How do we know that love is impersonal?

Rupert,

I attended the meeting in Marin in which you responded to a question from the audience with, ‘Because there is love’. There comes a generalised quietude when the essential emptiness of the self is apperceived. Here it is experienced as an artesian warmth that seems to spread out wherever awareness is focused. But it seems that the consensus concept of ‘love’ falls short in its description. Do you think that love has any reality outside of the conceptual arena?

Toombaru

 

Dear Toombaru,

The answer ‘Because there is love’ was given to the question ‘How do we know that consciousness is impersonal?’ The implicit understanding in this answer is that the word ‘love’ is used to point towards the experiential understanding that there is only one consciousness.

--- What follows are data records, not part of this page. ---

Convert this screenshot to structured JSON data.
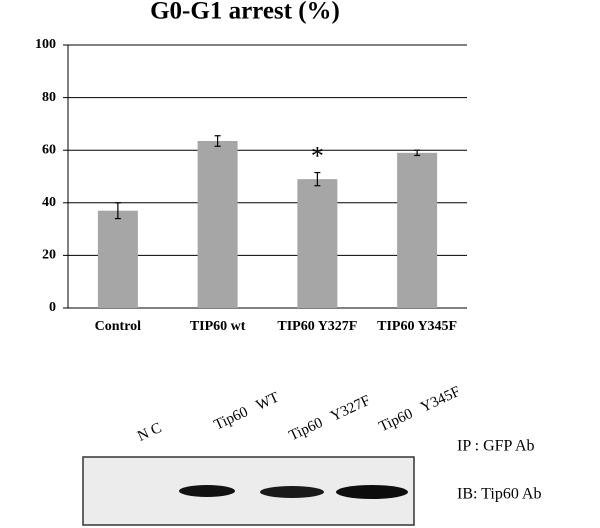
{
  "chart_data": {
    "type": "bar",
    "title": "G0-G1 arrest (%)",
    "categories": [
      "Control",
      "TIP60 wt",
      "TIP60 Y327F",
      "TIP60 Y345F"
    ],
    "values": [
      37,
      63.5,
      49,
      59
    ],
    "errors": [
      3,
      2,
      2.5,
      1
    ],
    "color": "#a6a6a6",
    "ylim": [
      0,
      100
    ],
    "yticks": [
      0,
      20,
      40,
      60,
      80,
      100
    ],
    "grid": true,
    "annotation": {
      "text": "*",
      "category": "TIP60 Y327F"
    }
  },
  "blot": {
    "lanes": [
      "N C",
      "Tip60   WT",
      "Tip60   Y327F",
      "Tip60   Y345F"
    ],
    "labels": [
      "IP : GFP Ab",
      "IB: Tip60 Ab"
    ]
  }
}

If a number of people were asked if they knew or felt that the consciousness with which they were hearing this very question is unlimited and impersonal, most would answer, ‘No’. However, if one asked those same people if they felt or knew that love exists, most, if not all, would answer, ‘Yes’.

In other words, few people doubt the experience of love, but most of us misinterpret it. The mind, in fact, knows nothing of love, precisely because it is not present during the experience. That is why we like it so much!

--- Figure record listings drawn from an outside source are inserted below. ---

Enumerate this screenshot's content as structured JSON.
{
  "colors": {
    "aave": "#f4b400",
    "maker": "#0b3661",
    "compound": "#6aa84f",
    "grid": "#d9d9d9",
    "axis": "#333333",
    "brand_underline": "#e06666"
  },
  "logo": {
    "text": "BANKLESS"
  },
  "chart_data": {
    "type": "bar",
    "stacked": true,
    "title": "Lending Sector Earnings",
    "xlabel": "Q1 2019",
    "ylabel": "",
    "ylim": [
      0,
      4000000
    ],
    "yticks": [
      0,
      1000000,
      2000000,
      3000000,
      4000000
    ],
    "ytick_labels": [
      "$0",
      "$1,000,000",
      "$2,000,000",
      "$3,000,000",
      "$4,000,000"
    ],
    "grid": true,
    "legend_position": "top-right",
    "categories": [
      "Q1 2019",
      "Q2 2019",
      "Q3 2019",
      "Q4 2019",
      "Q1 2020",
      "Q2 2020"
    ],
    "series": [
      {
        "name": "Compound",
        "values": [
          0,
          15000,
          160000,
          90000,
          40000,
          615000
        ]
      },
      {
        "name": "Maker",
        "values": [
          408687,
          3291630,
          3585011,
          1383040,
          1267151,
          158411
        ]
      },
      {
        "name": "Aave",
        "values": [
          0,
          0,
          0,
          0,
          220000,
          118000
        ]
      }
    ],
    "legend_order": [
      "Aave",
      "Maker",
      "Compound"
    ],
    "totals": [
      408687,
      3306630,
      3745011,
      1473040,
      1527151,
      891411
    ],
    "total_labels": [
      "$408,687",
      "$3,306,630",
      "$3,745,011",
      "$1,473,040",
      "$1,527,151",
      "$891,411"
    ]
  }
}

Love could be said to be the dissolution of those boundaries or borders which seem to separate us one from another. In other words, it is the dissolution of the dualising mind. When the mind returns and tries to describe the non-objective experience of love, in which it was not present and about which it therefore knows nothing, it misinterprets the experience.

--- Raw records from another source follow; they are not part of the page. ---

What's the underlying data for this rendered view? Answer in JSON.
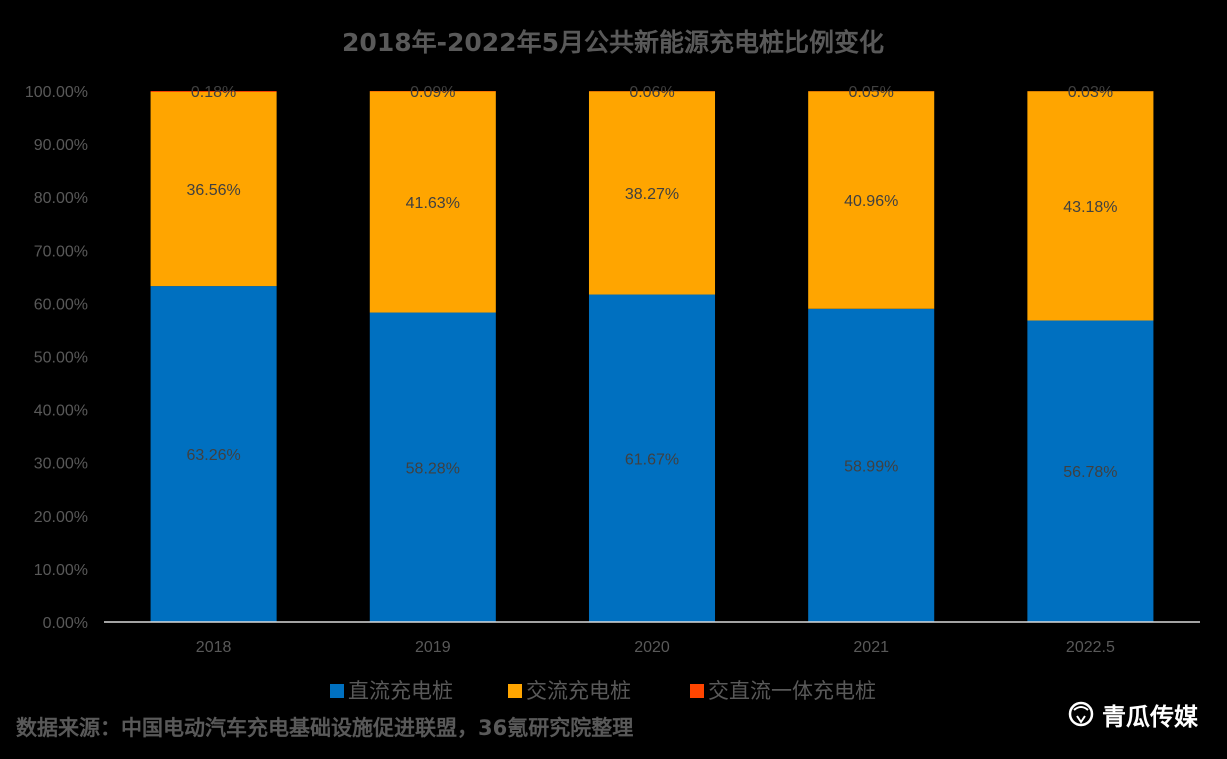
{
  "chart_data": {
    "type": "bar",
    "stacked": true,
    "title": "2018年-2022年5月公共新能源充电桩比例变化",
    "categories": [
      "2018",
      "2019",
      "2020",
      "2021",
      "2022.5"
    ],
    "series": [
      {
        "name": "直流充电桩",
        "color": "#0070C0",
        "values": [
          63.26,
          58.28,
          61.67,
          58.99,
          56.78
        ],
        "labels": [
          "63.26%",
          "58.28%",
          "61.67%",
          "58.99%",
          "56.78%"
        ]
      },
      {
        "name": "交流充电桩",
        "color": "#FFA500",
        "values": [
          36.56,
          41.63,
          38.27,
          40.96,
          43.18
        ],
        "labels": [
          "36.56%",
          "41.63%",
          "38.27%",
          "40.96%",
          "43.18%"
        ]
      },
      {
        "name": "交直流一体充电桩",
        "color": "#FF4500",
        "values": [
          0.18,
          0.09,
          0.06,
          0.05,
          0.03
        ],
        "labels": [
          "0.18%",
          "0.09%",
          "0.06%",
          "0.05%",
          "0.03%"
        ]
      }
    ],
    "yticks": [
      "0.00%",
      "10.00%",
      "20.00%",
      "30.00%",
      "40.00%",
      "50.00%",
      "60.00%",
      "70.00%",
      "80.00%",
      "90.00%",
      "100.00%"
    ],
    "ylim": [
      0,
      100
    ],
    "grid": false,
    "legend_position": "bottom"
  },
  "source": "数据来源：中国电动汽车充电基础设施促进联盟，36氪研究院整理",
  "brand": {
    "name": "青瓜传媒",
    "icon": "melon-logo-icon"
  }
}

The mind returns saturated, as it were, with the taste of love out of which it has arisen. It retains, so to speak, the perfume of this non-objective experience. Not knowing where this perfume comes from, the mind manufactures a story to account for the new and happy state in which it finds itself. Out of the seamlessness of experience it imagines two entities, in this case a loving subject, ‘I’, and a loved object, the other, ‘you’, which are supposedly connected together by an activity of loving.

As the shine wears off the mind, it seems that the experience of love is lost. Bewildered by this apparently lost love, the separate entity goes out into the world again in search of a relationship that will recover the experience of love, not realising that it is its own presence, the apparent presence of the separate entity and its counterpart, the separate other, that veils the love for which it is searching, and that in fact lies at the heart of all experience. So off we go again until we meet a face that reminds us of the true Beloved, at which moment the separate self plunges again into non-existence and love tastes itself anew. 

So, in answer to your question, ‘Do you think that love has any reality outside of the conceptual arena?’ I would say that love’s onlyreality is outside the conceptual arena. Our conceptualising of love (such as I have done here) is a feeble attempt, using the abstract symbols of the mind, to point towards the reality of our experience, which is intimately and directly experienced, known by everyone, and yet completely beyond the capacity of the mind to know, grasp or understand. 

In fact, the mind does not even know how to think of love, let alone to know or define it. If we try to think of love, we do not even know where to start looking. It is closer than close and yet in an unknown direction. Love only knows itself.